The end of Moore’s Law is significant in more ways than one. It marks a huge milestone toward artificial superintelligence, the creation of which is believed to kickstart ‘the singularity’, causing growth at a level which is incomprehensible to us at present. Basically put, when technology and computers reach an operating power beyond that which the human brain is capable of, there will be a rapid acceleration, an explosion of technology and intelligence. The significance of Moore’s Law here is that it marks a path toward this singularity, paving the way from electromechanical computers over 100 years ago to the nanoscale operations today and beyond.
The indicators that Moore’s Law is slowing grows as time progresses. The estimate of Dennard scaling has already ceased being relevant since 2007. The physical capabilities of the circuit are also a determining factor; as the size of the circuit moves to a scale beyond which the flow of current would be impossible to maintain. A transistor was developed in MIT last year which can carry a single atom across 10 nanometres. 3D transistors are in production which increases the computing capacity of the transistor. Of course, there are ways around this, so it doesn’t have to spell the end of Moore’s Law, but this is merely postponing the inevitable.

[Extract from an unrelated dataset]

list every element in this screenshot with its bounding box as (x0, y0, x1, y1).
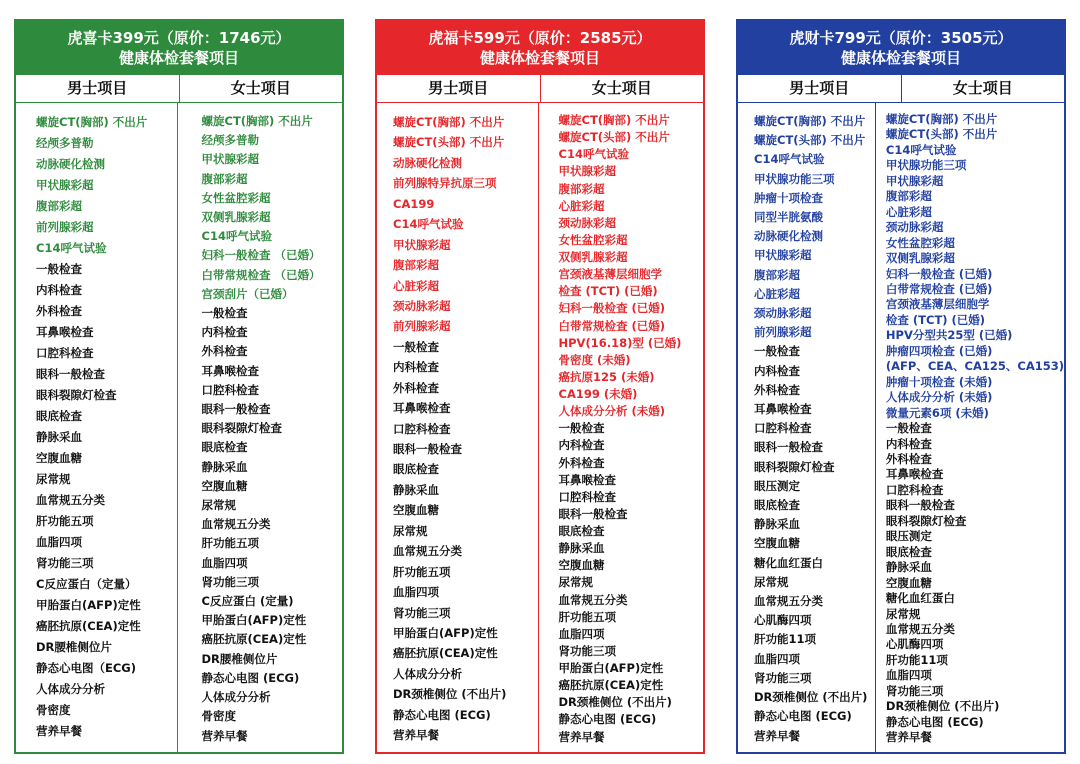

Intel, of which Moore is a co-founder, has always taken pride in its ability to maintain Moore’s Law, but even they are aware of the difficulty it has become to maintain the exponential nature of the law. The output has slowed from every two years to two and a half years, and the architecture is not shrinking at the dramatic rate at which it once had. This is not necessarily a bad thing. Until relatively recently, it was unthinkable to consider the once large-scale operations that companies, such as Intel, now perform on a miniscule scale. The progress with this technology may be slowing, but this is entirely understandable given the focus on it over the last century. This is an opportunity to adopt a different approach, a different outlook for moving forward.
Modern computing had reached a point where complacency became rife, and the industry became focused on selling updated shrinking iterations of existing technology. The best example of this is in smartphone technology, where smaller eventually stopped meaning better. The architecture then changed, with attention turning to new features such as curved screens, voice control and near field communication. We can expect this same shift in focus when Moore’s Law reaches its peak, where investments in downsizing will stop and instead research will grow in other areas.
The best example of this is in smartphone technology, where smaller eventually stopped meaning better. The architecture then changed, with attention turning to new features such as curved screens, voice control and near field communication.
One of the biggest disadvantages of this exponential growth is the obsolescence that accompanies it. While the aim of the development is to lower the cost of the technology by making it more accessible, it has become costly to constantly remain up to date with the most current technology. If the technology at the current size does become widespread due to delayed obsolescence, it would give the general public a chance to catch up with the most current iterations.
While the end of Moore’s Law looms closer, even if we don’t know exactly when, we can acknowledge the achievements and advances it has brought to our lives. It is older than the first mobile phone, the Internet, and many products of the technological revolution which it played a part in conceiving. The exponential nature of Moore’s Law correlates with the exponential nature of technology, and it is an exciting future that Moore helped shape.